The Churchill administration of 1951-55, for instance, wanted to increase judges' salaries. A majority of the backbenchers objected. The chairman of the 1922 Committee, a young barrister called Derek Walker-Smith, was summoned to see the Prime Minister.

"Young man," Churchill said, "I must inform you that the measure to which you object is part of government policy and that it will be forced through the House."

"In that case, sir," Walker-Smith replied, "I must tell you that we shall vote against it."

There was a pause.

"Ah," Churchill said. "That places an entirely different complexion upon the matter."

For the moment, the judges were denied their rise, though they got something in the end.

But the example that has been cited most frequently in relation to Mr Tony Blair and top-up fees is that of Harold Wilson, Barbara Castle and In Place of Strife. Wilson and Mrs Castle published this White Paper (the title was a crib from Aneurin Bevan's book In Place of Fear) which provided for various sanctions against an unruly trade union movement.

First of all the Cabinet supported it and then wobbled. James Callaghan opposed it outright and was expelled by Wilson from the Inner Cabinet, or "Parliamentary Committee" as it was called. Douglas Houghton, the chairman of the parliamentary party, told Wilson that the lads were not having it. The trade unions were, naturally, opposed to it as well. It was duly withdrawn in favour of a solemn-and-binding agreement between government and unions. "Who's this Solomon Binding, then?" the brothers from the branches would quip.

During the controversy about the proposals, the picture most often conjured up was that of the piano, even then the supreme symbol of working-class respectability, being removed from the front room of a brave trade unionist by agents of the courts. In vain did Mrs Castle protest that she was uninterested in pianos; was not in the market for pianos. The damage was done. In a contest between a White Paper and a piano she stood no chance and was duly crushed against the parlour wall.

While all this was going on, Wilson had been saying it was a matter of life and death, back me or sack me, and so forth. In the event he accepted defeat, remained Prime Minister, as he was perfectly entitled to do, and went on unexpectedly to lose the 1970 election.

It is now the wisdom of the wise that he would have won it if he had defied party and movement alike and, with a majority of just under 100, pushed the measure through. This I very much doubt: either that he could have pushed it through or that, if he had, it would have produced an immediate beneficial effect. After all, Edward Heath's comparable legislation of the early 1970s proved a fiasco. We had to wait a further 10 years, for a different climate and different ministers - Margaret Thatcher, Jim Prior, Norman Tebbit - before the unions could be brought under legislative control.

Wilson not only asked to be backed or sacked and, in the end, stayed. He also threatened his recalcitrant troops with a general election.
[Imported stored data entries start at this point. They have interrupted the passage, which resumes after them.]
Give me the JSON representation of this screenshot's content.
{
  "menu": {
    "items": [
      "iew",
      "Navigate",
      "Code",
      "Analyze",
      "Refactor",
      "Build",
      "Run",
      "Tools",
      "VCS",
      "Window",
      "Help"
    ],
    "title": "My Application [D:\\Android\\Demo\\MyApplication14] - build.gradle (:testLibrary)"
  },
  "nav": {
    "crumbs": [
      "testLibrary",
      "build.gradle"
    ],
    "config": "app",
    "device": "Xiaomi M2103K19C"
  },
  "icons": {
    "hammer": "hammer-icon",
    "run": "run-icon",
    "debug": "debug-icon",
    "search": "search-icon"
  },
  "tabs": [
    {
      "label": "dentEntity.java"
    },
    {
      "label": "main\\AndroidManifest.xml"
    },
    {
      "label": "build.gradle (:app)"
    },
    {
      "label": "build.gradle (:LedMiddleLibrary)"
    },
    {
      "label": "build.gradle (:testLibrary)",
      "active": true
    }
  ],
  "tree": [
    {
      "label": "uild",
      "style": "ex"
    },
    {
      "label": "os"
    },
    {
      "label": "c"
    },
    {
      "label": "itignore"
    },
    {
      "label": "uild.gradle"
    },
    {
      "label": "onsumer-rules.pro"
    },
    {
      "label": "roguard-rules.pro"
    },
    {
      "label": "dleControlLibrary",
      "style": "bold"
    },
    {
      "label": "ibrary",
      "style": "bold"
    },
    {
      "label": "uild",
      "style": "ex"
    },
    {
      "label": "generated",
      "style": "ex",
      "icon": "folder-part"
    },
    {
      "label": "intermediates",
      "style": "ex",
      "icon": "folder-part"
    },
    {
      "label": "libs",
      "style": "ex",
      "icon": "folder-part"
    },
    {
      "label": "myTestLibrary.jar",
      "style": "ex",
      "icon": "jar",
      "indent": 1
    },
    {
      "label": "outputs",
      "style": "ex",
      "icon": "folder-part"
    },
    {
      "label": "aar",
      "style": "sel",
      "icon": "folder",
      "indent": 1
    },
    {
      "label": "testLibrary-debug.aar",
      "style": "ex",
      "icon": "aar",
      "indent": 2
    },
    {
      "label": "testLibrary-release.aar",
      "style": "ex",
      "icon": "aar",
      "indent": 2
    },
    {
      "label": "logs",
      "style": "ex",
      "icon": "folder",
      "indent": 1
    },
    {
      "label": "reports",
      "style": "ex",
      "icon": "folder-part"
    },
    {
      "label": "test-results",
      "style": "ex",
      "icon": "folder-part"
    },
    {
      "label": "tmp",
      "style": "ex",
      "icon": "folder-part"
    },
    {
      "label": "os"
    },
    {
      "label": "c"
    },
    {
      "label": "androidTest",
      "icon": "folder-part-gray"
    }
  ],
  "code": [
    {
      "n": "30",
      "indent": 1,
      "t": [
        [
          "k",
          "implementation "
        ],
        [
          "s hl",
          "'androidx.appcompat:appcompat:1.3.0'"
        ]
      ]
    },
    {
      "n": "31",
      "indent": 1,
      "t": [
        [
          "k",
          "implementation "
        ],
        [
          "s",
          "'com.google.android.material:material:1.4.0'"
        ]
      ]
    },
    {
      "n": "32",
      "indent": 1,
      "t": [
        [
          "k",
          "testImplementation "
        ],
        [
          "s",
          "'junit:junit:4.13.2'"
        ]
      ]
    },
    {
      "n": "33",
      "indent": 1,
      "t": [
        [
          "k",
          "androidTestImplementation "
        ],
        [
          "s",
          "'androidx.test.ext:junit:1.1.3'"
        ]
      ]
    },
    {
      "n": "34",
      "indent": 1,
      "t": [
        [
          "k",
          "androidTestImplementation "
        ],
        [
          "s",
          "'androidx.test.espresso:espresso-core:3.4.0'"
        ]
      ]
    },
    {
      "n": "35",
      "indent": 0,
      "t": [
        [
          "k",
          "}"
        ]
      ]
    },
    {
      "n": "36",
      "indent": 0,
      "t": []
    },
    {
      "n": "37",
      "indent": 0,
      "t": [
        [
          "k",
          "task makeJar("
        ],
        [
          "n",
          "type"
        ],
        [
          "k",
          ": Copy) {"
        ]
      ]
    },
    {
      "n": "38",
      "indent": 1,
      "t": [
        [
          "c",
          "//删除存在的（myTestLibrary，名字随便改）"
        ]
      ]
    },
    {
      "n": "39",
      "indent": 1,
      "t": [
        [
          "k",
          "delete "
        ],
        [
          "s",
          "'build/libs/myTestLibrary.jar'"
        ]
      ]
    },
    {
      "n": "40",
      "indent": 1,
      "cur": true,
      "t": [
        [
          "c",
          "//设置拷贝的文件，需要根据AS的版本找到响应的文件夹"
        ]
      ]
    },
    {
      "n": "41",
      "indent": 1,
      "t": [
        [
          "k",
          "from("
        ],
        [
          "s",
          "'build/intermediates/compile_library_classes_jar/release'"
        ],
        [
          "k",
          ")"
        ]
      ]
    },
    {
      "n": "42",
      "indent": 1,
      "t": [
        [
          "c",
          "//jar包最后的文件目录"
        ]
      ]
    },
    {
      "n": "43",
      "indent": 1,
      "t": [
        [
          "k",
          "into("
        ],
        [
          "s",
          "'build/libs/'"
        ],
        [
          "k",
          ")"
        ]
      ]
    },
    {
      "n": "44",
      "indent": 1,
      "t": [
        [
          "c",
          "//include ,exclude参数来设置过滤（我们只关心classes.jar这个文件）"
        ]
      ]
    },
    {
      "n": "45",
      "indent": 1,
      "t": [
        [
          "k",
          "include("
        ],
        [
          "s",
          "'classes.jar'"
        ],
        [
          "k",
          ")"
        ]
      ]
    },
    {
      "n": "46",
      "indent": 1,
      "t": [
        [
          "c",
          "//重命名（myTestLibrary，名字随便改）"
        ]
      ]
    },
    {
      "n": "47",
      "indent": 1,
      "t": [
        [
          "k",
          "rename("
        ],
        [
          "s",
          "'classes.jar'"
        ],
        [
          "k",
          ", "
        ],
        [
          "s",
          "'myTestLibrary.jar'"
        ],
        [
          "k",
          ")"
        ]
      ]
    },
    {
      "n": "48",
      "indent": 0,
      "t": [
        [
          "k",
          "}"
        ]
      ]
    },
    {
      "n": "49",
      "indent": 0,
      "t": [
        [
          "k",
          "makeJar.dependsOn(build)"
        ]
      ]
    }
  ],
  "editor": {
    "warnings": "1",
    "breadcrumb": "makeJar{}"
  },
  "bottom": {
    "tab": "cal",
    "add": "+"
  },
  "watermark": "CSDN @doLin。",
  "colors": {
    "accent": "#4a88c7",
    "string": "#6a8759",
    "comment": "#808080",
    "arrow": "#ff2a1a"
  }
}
Mr John Major made exactly the same threat in the troubles over the Maastricht Bill in 1992-93. The unstated premise of the threat is that the government is going to lose the election or, at least, a large number of seats. Accordingly, it concentrates the backbencher's mind wonderfully. Like the rest of us, he prefers a quiet life.

But a moment's reflection will expose the fugitive character of this particular item from the Prime Minister's tool kit. If the rebels are going to lose their seats, it is equally probable that he is going to lose his tenancy of No 10 - possibly, his own seat as well. He is cutting off his tenure of office to spite his backbenchers.
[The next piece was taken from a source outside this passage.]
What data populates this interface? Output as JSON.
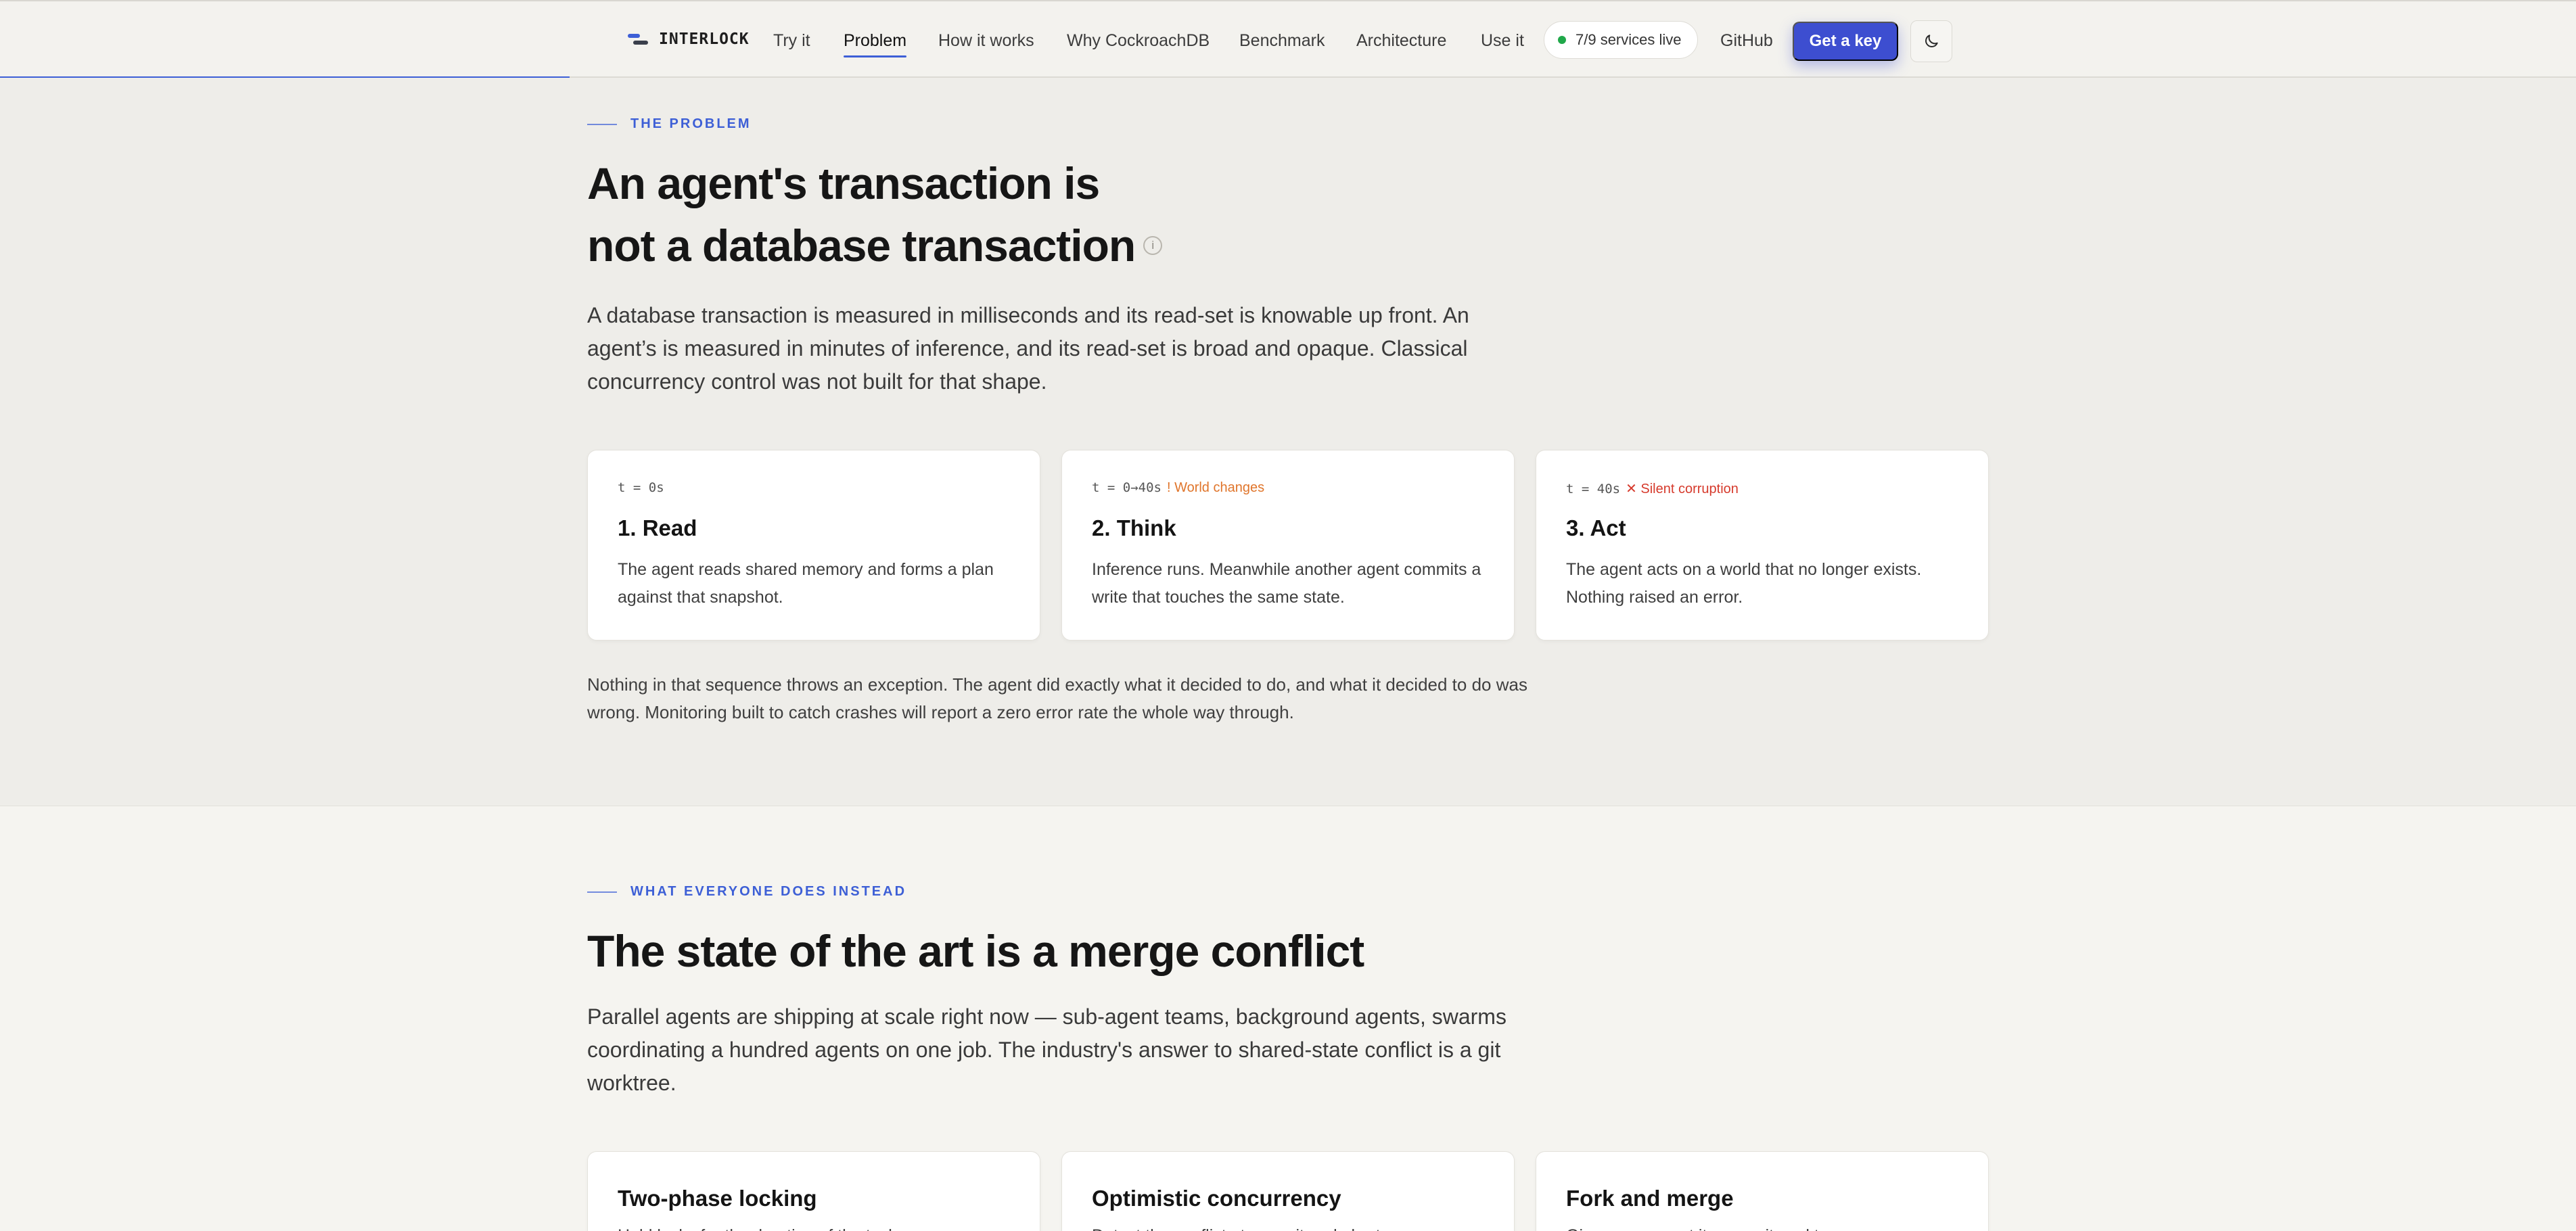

When Mr Major made his threat, one of his colleagues remarked: "We wouldn't have let him get halfway down the Mall." No dissolution has been refused since 1832. Even so, there is no doubt that the Queen has the right to do precisely that. In Victorian times dissolution was a collective decision for the Cabinet. Gradually the decision has been assumed by the Prime Minister himself, assisted by a mixed bag of personal aides, experts on public opinion and, often, complete charlatans. If a dissolution were being requested on grounds of pique - such as a parliamentary defeat over top-up fees - and if, moreover, a majority of the Cabinet were against it, Her Majesty would be quite within her rights to refuse. The Prime Minister could then carry on or resign.
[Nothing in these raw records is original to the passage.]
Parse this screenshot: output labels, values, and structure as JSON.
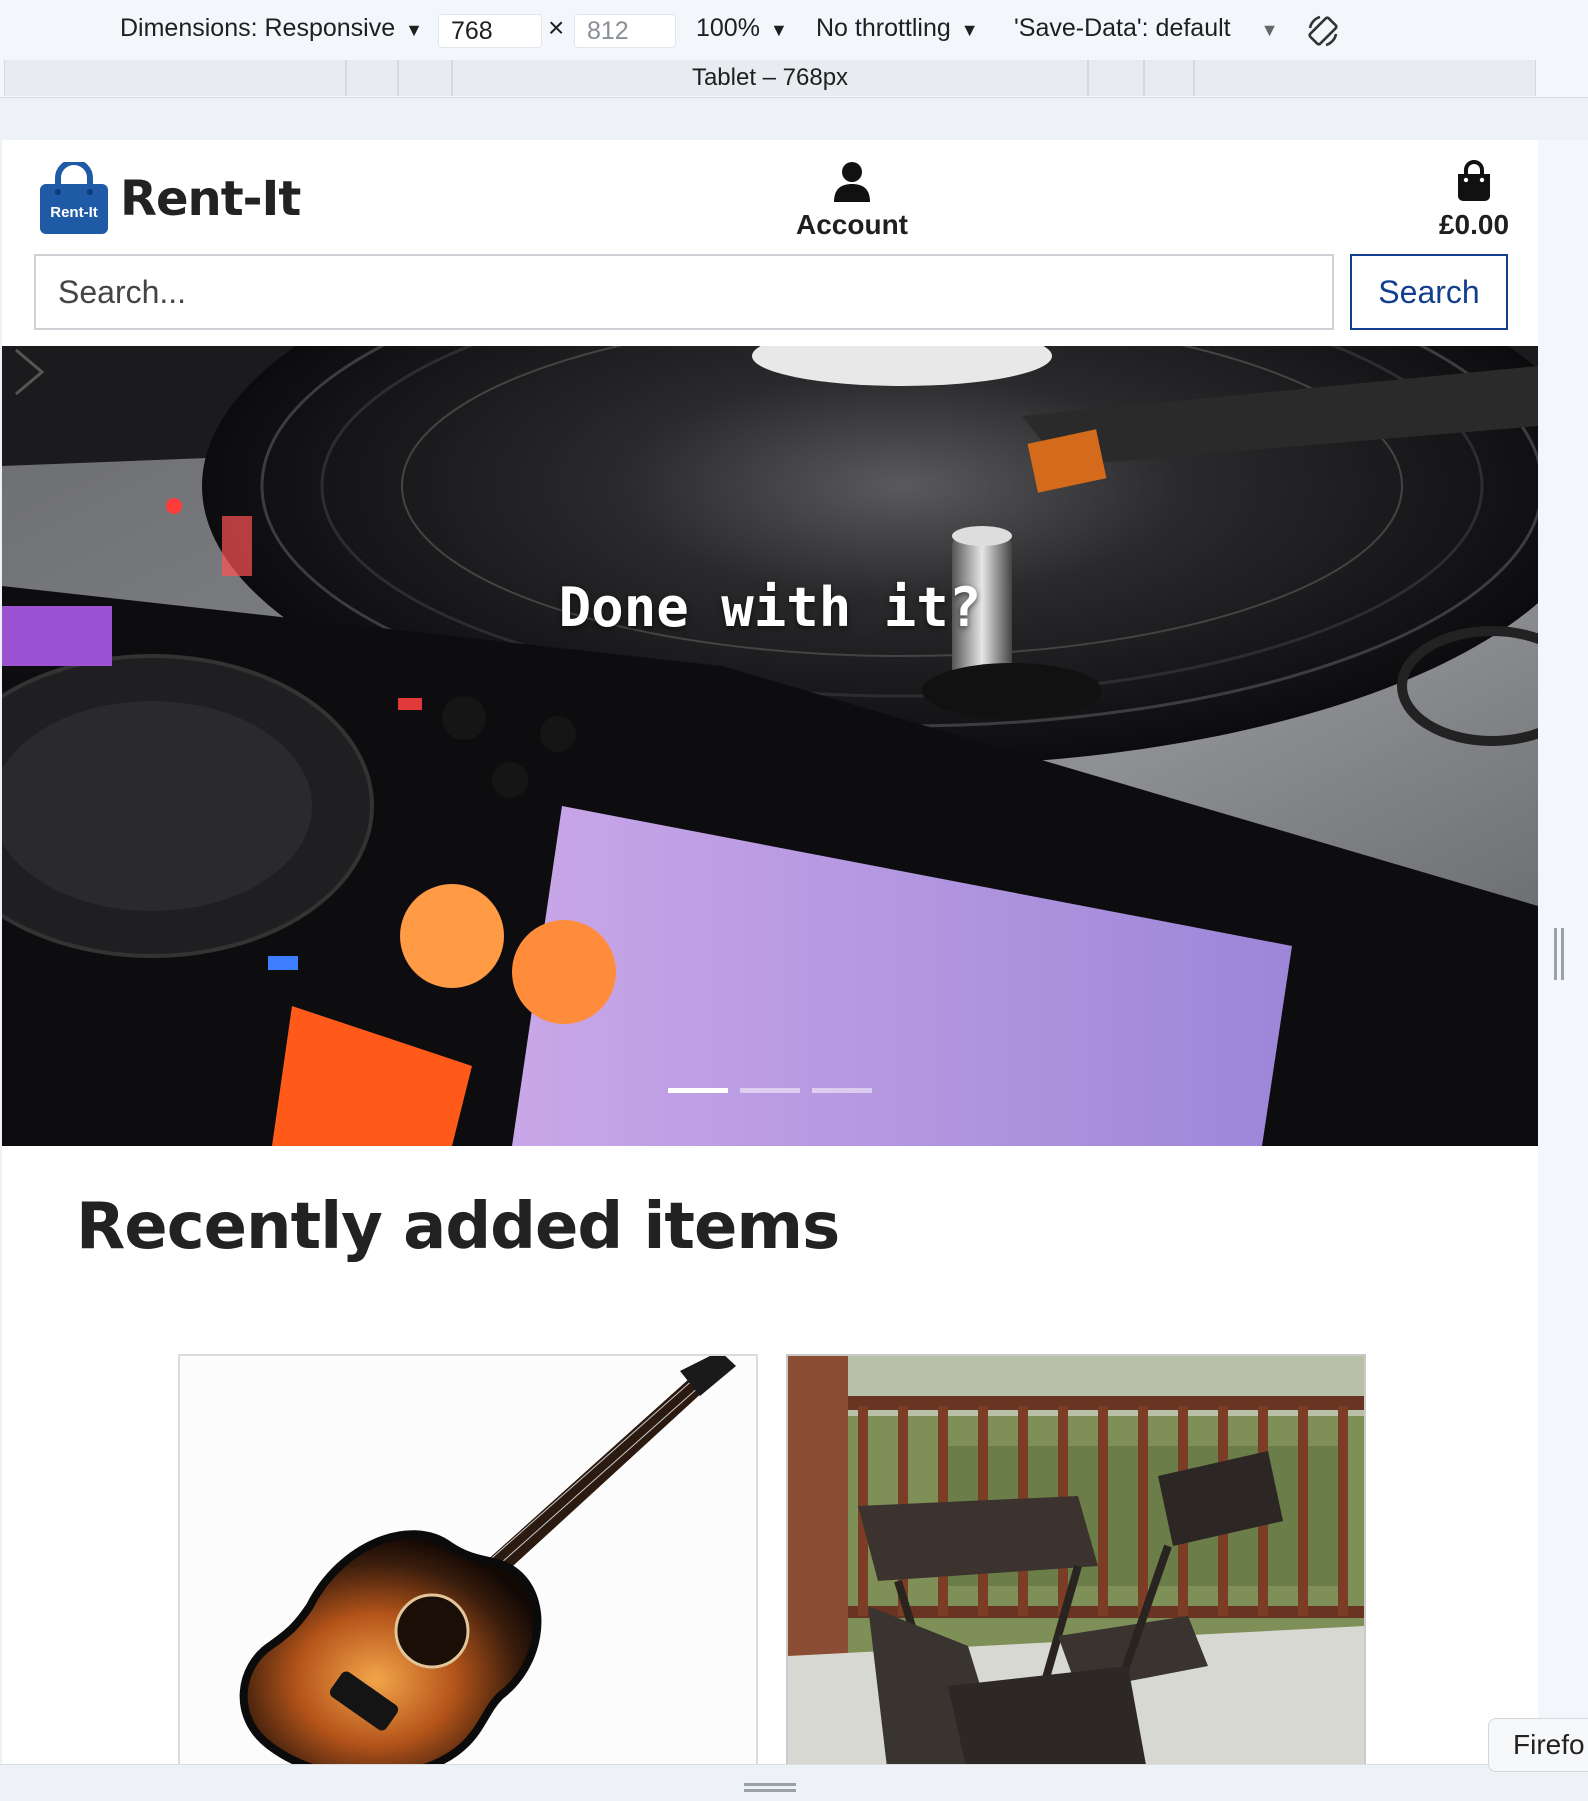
{
  "devtools": {
    "dimensions_label": "Dimensions: Responsive",
    "width_value": "768",
    "times_sign": "×",
    "height_value": "812",
    "zoom": "100%",
    "throttling": "No throttling",
    "save_data": "'Save-Data': default",
    "preset_label": "Tablet – 768px",
    "dropdown_arrow": "▼"
  },
  "header": {
    "brand_name": "Rent-It",
    "logo_text": "Rent-It",
    "account_label": "Account",
    "cart_total": "£0.00"
  },
  "search": {
    "placeholder": "Search...",
    "button_label": "Search"
  },
  "hero": {
    "caption": "Done with it?",
    "slides": 3,
    "active_slide": 1
  },
  "recent": {
    "title": "Recently added items"
  },
  "tooltip": {
    "text": "Firefo"
  },
  "colors": {
    "brand_blue": "#1f5aa6",
    "search_border": "#123f8f"
  }
}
If Mr Blair wants to bring himself down, as distinct from the entire Government, he is fully entitled to do so. Elizabeth II might persuade him to carry on, as her grandfather George V successfully - and wrongly - persuaded Ramsay MacDonald. Who can tell? But it is more likely Mr Blair would accept defeat and call for a vote of confidence instead. This is what Mr Major did after a defeat on the Maastricht Bill in July 1993. He combined the vote of confidence in one division on the next day with a restoration of the original provision.

Lord Callaghan could have tried a simple vote of confidence in March 1979 but desisted, taking the view that, as the House had voted against him on a censure motion, it would be wrong to ask for another vote. Wilson had no need for any vote of confidence in 1969 because the trade-union proposals had not been defeated in any legislative form: they had not reached that stage. And Lady Thatcher's vote of confidence on the poll tax (and other things) did not occur on the floor of the House but in the committee corridor upstairs; she lost it.

There is little doubt in my mind that, after a defeat on the floor over top-up fees, Mr Blair would win a vote of confidence next day. But he might not be able to combine this, Major-like, with a restoration of top-up fees. In such circumstances, would he want to continue? He has already told us that, if he had lost the March vote on Iraq, he would have left No 10. I am not so sure of that myself, but this is what he says. He now hints, without being over-firm about it, that he will depart likewise if he is defeated on top-up fees. My advice to wavering backbenchers is: suck it and see.